Proper Sitting Posture
While not exactly an exercise, proper sitting posture can be extremely beneficial to your health. Your spine should stay in an upright position, your shoulders back, and the computer monitor should be level with your eyes. Make sure that your feet stay flat on the floor or a stool with your knees raised slightly higher than your hip. Remember to keep your wrists from resting on the keyboard or mouse pad unless there is a wrist rest on the pad.
Simple Stretching Exercises
While you are sitting down at your desk, stretch your arms, neck, and torso. These stretches will help keep you from feeling stiff.
- Neck: Carefully flex your neck forward and then backward, and look right to left. Never roll your head around your neck, as this can cause extensive damage to your neck joints.
- Shoulders and Arms: Place your hands on the edge of a desk, shoulder width from your body. Turn your hands so that they point toward you and lean forward, hunching your shoulders as you do.
- Calves: While you are sitting, lift up your legs on the balls of your feet and then set them down. Repeat until your legs become comfortably tired.
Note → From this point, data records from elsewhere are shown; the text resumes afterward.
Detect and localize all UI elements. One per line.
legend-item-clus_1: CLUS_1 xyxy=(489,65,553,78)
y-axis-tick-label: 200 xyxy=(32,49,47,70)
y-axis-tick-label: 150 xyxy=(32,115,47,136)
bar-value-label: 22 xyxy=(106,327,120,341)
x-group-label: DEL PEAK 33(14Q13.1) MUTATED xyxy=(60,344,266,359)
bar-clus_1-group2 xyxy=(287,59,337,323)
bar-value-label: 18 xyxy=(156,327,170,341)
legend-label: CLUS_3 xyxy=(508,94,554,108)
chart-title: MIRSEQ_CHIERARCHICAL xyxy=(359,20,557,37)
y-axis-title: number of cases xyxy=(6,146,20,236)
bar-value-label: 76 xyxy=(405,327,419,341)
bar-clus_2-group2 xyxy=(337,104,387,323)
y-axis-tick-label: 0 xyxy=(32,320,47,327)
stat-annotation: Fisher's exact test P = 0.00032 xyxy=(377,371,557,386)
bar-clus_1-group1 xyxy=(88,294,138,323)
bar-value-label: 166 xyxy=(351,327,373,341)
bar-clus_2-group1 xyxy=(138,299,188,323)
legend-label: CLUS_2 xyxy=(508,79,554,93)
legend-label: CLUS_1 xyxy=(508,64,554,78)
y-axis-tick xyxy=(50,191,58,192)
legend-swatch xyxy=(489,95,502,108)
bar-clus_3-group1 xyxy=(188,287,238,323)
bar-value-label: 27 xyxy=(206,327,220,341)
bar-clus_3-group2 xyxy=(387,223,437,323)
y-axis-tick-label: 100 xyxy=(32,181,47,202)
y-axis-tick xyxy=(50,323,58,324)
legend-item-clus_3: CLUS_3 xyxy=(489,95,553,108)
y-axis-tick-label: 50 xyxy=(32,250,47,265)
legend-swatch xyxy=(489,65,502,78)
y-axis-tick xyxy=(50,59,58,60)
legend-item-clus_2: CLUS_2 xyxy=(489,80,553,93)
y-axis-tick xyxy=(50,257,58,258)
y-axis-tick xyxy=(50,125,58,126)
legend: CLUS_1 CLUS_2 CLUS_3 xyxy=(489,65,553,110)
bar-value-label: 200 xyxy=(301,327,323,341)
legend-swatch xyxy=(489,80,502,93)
To answer the question, “What exercises can I do at my desk while I work?” you need to examine your situation. You probably do not want to perform rigorous exercises while you are work, so here are a few easy and simple activities which can be beneficial to you.
- Doorway Chest Stretch: Manuever to a doorway and raise each of your arms into an L position. Make sure that your elbows are at 90 degrees, and walk through the doorway until your elbows make contact with the door jam and you start to feel your chest stretch.
- Upper Trap Stretch: Place one of your arms behind your back and then use the opposite arm to grab the top of your head and slowly pull it down and away from the arm behind your back.
- Regular Walks: Every 30 minutes or so, get up and walk around the room to alleviate stress and keep your circulation going.
While these stretches and activities are beneficial to you and your health, keep in mind that it is not enough to stop doing regular exercises. Continue to do any exercises you may already do at the gym or at home to keep yourself fit and healthy.
These exercises will help to relieve stress, and improve your muscle health. They are most effective if you perform a different one about every five minutes. Even when you are not performing one of these exercises, you should be in motion, even if it is just fidgeting. The human body was not designed to sit absolutely still for long periods of time. Hopefully, you now have the answer to,”WHAT EXERCISES CAN I DO AT MY DESK WHILE I WORK?”.